With as deep a reverence for the True as ever inspired the bosom
of man, I would nevertheless limit, in some measure, its modes of
inculcation. I would limit to enforce them. I would not enfeeble
them by dissipation. The demands of Truth are severe. She has no
sympathy with the myrtles. All that which is so indispensable in
Song is precisely all that with which she has nothing whatever to
do. It is but making her a flaunting paradox to wreathe her in gems
and flowers. In enforcing a truth we need severity rather than
efflorescence of language. We must be simple, precise, terse. We
must be cool, calm, unimpassioned. In a word, we must be in that
mood which, as nearly as possible, is the exact converse of the
poetical. He must be blind indeed who does not perceive the radical
and chasmal difference between the truthful and the poetical modes
of inculcation.
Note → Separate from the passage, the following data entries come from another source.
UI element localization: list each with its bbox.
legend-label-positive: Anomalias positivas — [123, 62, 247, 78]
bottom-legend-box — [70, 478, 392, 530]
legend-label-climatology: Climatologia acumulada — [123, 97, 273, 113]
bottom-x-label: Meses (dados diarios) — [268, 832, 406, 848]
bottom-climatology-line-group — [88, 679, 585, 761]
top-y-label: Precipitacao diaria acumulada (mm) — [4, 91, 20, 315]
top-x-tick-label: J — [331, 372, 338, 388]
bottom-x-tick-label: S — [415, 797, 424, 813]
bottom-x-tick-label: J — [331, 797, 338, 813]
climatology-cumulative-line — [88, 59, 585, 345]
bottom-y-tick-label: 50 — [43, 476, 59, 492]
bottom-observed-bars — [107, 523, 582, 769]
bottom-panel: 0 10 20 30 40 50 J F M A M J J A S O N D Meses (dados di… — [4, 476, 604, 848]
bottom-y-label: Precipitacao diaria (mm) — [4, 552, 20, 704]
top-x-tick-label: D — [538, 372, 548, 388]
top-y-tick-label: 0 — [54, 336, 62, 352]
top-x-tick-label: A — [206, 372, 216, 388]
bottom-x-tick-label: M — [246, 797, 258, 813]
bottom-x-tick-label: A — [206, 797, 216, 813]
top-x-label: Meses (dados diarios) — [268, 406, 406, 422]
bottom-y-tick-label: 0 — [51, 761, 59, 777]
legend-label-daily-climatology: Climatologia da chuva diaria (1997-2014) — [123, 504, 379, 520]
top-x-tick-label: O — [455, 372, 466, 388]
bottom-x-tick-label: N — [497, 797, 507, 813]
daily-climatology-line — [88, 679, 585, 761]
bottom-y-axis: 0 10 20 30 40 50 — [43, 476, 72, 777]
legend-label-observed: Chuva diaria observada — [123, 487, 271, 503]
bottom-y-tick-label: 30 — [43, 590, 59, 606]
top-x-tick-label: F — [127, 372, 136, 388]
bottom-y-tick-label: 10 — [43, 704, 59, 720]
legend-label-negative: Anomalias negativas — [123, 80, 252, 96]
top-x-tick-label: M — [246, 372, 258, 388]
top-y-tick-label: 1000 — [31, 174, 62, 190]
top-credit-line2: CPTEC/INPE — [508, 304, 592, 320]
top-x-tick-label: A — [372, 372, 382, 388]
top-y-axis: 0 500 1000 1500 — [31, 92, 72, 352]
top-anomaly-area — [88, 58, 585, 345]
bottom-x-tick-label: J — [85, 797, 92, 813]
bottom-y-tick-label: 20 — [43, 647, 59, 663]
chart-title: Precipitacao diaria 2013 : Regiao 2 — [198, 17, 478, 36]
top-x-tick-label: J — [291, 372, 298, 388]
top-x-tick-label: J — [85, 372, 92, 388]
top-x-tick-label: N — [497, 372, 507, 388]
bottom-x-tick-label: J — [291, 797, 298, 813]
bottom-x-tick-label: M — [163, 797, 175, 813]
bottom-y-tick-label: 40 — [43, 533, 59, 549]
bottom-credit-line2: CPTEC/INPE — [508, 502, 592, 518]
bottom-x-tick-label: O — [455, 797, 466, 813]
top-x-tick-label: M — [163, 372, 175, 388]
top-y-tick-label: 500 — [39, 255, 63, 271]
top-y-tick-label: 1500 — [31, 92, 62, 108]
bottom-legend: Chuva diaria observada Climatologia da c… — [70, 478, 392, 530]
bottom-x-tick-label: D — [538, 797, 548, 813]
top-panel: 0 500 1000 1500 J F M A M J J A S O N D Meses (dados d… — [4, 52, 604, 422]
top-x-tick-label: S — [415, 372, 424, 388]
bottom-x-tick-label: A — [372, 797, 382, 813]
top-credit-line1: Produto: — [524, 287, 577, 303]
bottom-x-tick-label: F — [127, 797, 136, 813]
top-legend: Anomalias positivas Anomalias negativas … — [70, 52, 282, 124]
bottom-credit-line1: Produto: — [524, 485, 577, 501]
He must be theory-mad beyond redemption who, in
spite of these differences, shall still persist in attempting to
reconcile the obstinate oils and waters of Poetry and Truth.
Dividing the world of mind into its three most immediately obvious
distinctions, we have the Pure Intellect, Taste, and the Moral
Sense. I place Taste in the middle, because it is just this position
which in the mind it occupies. It holds intimate relations with either
extreme; but from the Moral Sense is separated by so faint a
difference that Aristotle has not hesitated to place some of its
operations among the virtues themselves.